Are you ready for our Nature Poetry Competition? One of the most delicate genres to work in, the beautiful realm of nature poetry is filled with tiny tales to unfold with your beautiful words. We had the chance to interview Guest Judge Aimee Nezhukumatathil to ask her expert advice on writing nature poetry.
Nature poems can tackle big ideas about life, love, and loss, but they often do so by focusing on simple things. How do you find the right balance between being concrete and focusing in on a natural element, while also saying something deep about the wider world?
Thank you so much for that observation. I grew up reading a bunch of highly scientific nature books/magazines, but something in those books made me always want to make metaphors or find a way to make that nature literacy applicable to my life. Honestly being Asian American in the 70s and 80s, not really seeing myself reflected in books or in pop culture TV and movies, made me feel like more of a kinship with the natural world. I may not always be thinking about that — in fact I almost never do when I'm drafting a piece — but in revision I'm always trying to imagine talking to a loved one or best friend, and how to make what I want to say interesting to them. For me, having someone specific in mind, and saying something specific in a poem is actually the only way to get to the universal.
When you write about nature, I’ve noticed that you include so much vivid imagery. Do you have any tricks for bringing a poem’s nature to life for your readers?
Well, I always start with an image. An image for me can be any of the five senses, and then I just start writing towards it, through it, around it, and see what happens afterwards. I never know what I'm writing until after I've completed at least one draft — that goes for both poems and essays. For example, I might think of the smell of mint, and that might make me think of chewing gum, and that might make me think of my mom taking me to the zoo.
In your book “World of Wonders: In Praise of Fireflies, Whale Sharks, and Other Astonishments,” you write about how nature — from the smallest creatures to the tallest trees — holds lessons for us. Is there a lesson from nature that you’ve learned recently that changed the way you look at the world or your writing?
One of the first things that children naturally do is say Look! Look! And by the time they are out of, say, high school, most have stopped sharing that sense of wonderment of the outdoors; for some it’s not ‘cool’ anymore. What I always want to do, whether it’s in the classroom or in this book, is to bring that sense of wonder — that impulse to say LOOK! — back for anyone who forgot that they used to exclaim with astonishment once upon a childhood. I wanted to show that anyone can appreciate and be surprised and delighted about plants and animals if you just slow down a bit. And in that slow-down, I’m hoping that will lead you to a moment of tenderness and isn’t that a wild and wonderful thing? And frankly much needed, I think, especially during the current horrors in our country and the world.
What are you looking for in a winning entry? Any other advice for the writers, especially those who are new to nature poetry?
As someone who has taught nature writing for decades, I suggest to my students for any solid piece of writing: Be as specific as you can. Here in Mississippi where I live, I want to know the names of everything I plant: aster, wax mallow, and the difference between bee balm and bee blossom.

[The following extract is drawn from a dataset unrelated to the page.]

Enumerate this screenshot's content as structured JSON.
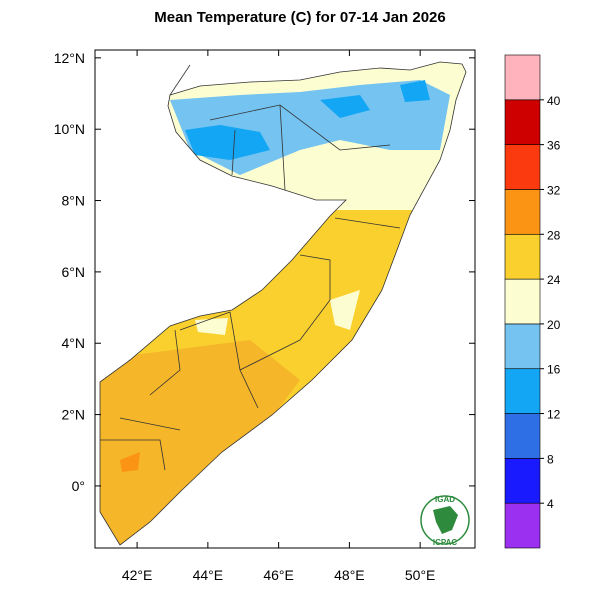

Knowing names correctly is everything; it’s a key to connection and tenderness and a turn to kindness. Maybe if you know that pipevine swallowtail butterflies nibble swamp milkweed leaves, you wouldn’t be so quick to mow it on the side of the highway. Or maybe if you knew that indigo buntings (which are bluer than a Mississippi summer sky), and not just ‘some birds’ hang around a place called Sky Lake, you wouldn’t dump garbage in their home.
Start with the five senses. Knock us back to that time you first smelled a dried sand dollar when you were nine. Let us feel the bits of sand tap out of the lunules and into the palm of your hand. If possible, try to draft with your hand as opposed to a laptop — there's a different slowness to taking in the world when you do it that way, I feel (and I think there's actually been studies showing that). I would also try to imagine someone that you are writing to. And stay curious! Don’t just read about one thing. Also, Mother Nature is the best poet. Make time to learn from her.